The same is true in the legal field, where research in (machine-learning based) AI has mainly focused on practical purposes, spanning from enhanced information retrieval to document analysis and classification, from data-driven assessment of recidivism risk to supreme courts decisions' prediction. Less attention has been paid, so far, to the possibility of adopting AI for the implementation of more genuinely scientific research programs geared to explore how the law emerges from individual, social and institutional dynamics and how it is applied in these contexts.
Still, as shown by developments in socio-physics, computational social science, and complex networks theory, AI research can provide not only tools but also a conceptual vocabulary that has proven precious to deepen our understanding of social complexity of which the legal world is just an instance. Neural networks, agent-based simulations, evolutionary computing, multilayer networks, and higher-order interaction graphs could indeed shed new light on many of the building blocks underlying the complexity of the law, seen as a dynamic, emerging social construction.

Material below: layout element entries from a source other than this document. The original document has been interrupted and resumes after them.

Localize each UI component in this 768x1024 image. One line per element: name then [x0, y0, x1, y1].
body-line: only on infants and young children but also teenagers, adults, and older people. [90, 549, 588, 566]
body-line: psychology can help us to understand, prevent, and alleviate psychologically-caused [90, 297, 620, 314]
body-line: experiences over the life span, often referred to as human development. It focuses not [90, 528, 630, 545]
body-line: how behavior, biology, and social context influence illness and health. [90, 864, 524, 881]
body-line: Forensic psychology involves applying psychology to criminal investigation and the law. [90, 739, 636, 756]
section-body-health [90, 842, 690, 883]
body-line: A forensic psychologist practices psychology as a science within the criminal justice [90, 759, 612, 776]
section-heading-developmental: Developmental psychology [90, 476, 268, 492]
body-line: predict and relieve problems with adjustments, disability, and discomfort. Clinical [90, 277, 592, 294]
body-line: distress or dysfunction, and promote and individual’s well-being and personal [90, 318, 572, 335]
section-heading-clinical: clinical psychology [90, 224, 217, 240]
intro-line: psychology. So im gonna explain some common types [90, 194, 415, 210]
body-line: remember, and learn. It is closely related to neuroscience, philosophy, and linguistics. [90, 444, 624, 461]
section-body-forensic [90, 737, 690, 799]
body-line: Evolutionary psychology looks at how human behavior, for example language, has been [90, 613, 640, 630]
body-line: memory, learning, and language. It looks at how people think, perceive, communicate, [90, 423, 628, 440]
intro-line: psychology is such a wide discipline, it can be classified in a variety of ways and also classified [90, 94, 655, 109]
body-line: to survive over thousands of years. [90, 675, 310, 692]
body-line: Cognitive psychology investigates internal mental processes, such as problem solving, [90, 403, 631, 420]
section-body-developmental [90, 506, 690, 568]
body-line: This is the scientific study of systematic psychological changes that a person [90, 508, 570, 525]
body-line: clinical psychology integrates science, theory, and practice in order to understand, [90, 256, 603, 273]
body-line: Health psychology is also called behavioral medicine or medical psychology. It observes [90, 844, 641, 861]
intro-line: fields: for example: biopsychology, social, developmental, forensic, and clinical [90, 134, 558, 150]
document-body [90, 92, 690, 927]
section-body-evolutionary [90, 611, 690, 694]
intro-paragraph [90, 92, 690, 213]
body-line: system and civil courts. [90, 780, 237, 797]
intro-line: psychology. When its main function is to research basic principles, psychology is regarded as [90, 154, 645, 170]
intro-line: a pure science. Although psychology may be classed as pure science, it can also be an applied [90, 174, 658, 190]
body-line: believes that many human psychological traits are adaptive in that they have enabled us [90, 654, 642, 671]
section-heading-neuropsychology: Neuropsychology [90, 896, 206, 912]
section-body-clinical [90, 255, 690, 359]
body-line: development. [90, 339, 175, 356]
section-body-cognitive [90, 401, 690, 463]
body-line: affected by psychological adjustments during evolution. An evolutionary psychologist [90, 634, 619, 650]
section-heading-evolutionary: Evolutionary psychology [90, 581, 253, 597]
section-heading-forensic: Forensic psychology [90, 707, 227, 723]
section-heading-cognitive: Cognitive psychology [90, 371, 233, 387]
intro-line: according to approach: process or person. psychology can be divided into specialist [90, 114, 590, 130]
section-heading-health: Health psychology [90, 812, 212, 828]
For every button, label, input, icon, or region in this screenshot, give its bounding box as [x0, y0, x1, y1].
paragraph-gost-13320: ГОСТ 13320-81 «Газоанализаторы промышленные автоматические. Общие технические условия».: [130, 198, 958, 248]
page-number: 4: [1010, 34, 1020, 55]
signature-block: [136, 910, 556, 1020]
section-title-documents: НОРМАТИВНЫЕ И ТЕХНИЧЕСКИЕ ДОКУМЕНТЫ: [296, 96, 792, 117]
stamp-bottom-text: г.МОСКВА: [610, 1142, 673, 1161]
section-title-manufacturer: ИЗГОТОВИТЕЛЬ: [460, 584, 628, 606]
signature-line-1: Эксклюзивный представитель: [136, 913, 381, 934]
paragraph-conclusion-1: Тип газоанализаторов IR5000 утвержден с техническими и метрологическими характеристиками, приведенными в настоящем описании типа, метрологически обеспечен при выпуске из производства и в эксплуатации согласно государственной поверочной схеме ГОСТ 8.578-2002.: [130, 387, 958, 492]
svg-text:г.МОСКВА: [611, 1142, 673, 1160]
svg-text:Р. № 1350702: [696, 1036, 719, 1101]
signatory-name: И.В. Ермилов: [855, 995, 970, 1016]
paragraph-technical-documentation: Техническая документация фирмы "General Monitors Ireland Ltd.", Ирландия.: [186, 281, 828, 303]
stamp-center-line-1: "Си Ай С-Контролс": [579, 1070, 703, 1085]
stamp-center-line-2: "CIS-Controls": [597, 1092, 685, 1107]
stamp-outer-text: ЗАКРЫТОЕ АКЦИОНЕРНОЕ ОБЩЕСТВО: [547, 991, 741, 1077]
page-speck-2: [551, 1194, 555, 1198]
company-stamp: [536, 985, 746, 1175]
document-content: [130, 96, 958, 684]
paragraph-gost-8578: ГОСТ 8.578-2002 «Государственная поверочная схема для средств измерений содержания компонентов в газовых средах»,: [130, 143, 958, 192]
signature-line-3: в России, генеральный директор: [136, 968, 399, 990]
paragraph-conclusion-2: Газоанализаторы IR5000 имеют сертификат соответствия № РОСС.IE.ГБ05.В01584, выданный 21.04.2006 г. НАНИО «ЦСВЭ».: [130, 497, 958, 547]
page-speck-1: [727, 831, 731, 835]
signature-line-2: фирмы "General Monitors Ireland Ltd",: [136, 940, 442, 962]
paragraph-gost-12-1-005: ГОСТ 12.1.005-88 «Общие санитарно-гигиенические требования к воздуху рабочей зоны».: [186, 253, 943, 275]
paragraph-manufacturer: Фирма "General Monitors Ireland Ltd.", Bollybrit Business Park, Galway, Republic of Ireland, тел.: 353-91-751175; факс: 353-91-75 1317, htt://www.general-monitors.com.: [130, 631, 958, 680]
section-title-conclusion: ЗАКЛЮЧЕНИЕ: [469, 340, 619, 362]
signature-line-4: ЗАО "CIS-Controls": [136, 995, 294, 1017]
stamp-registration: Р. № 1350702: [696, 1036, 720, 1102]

The legal world has not, so far, fully taken advantage of the explanatory and scientific capabilities provided by AI. Some examples of the phenomena that could be explored through AI-driven methodologies are:
● implicit collective dynamics underlying norms emergence and evolution
● social dilemmas
● mechanisms tying individual decision-making with legally relevant social outcomes
● interplay between social/legal, informal/formal norms
● ethical challenges and accident responsibilities related to the emerging “smart” technologies (e.g., autonomous cars or domotics).
The stakes, it is worth emphasizing, are not only scientific but also include the possibility to build up better and more empirically grounded legal rules, policies, and institutions.
This Research Topic aims at providing the opportunity for an open and strongly interdisciplinary discussion, bringing to the table epistemological, scientific, and methodological challenges linked to the very idea of a science-oriented use of AI in legal and sociolegal research. The main goal is to bring into focus future research lines and topics at the borders between law and other disciplines.
Contributions are welcome from the most diverse research areas: computational legal theory, computational legal studies, philosophy of law, complexity science, computational social science, sociophysics, complex networks analysis, cognitive sciences. Papers should somehow tackle one of the following fundamental questions about the science-oriented use of AI in law:
● New/interesting research topics that may be addressed by exploiting AI for scientific purposes.
● Methodological issues (e.g., AI methods and their integration with other computational heuristics)
● Technologies and tools (e.g., simulation environments, analytical platforms)
● Epistemological issues (e.g., current and potential role of AI in natural and social science)
● Practical applications/spillovers (e.g., AI/science-enhanced regulatory impact analysis)
Keywords: AI, legal studies, sociolegal studies, AI-driven research methods, evolutionary computation, human society, institutions
Important Note: All contributions to this Research Topic must be within the scope of the section and journal to which they are submitted, as defined in their mission statements. Frontiers reserves the right to guide an out-of-scope manuscript to a more suitable section or journal at any stage of peer review.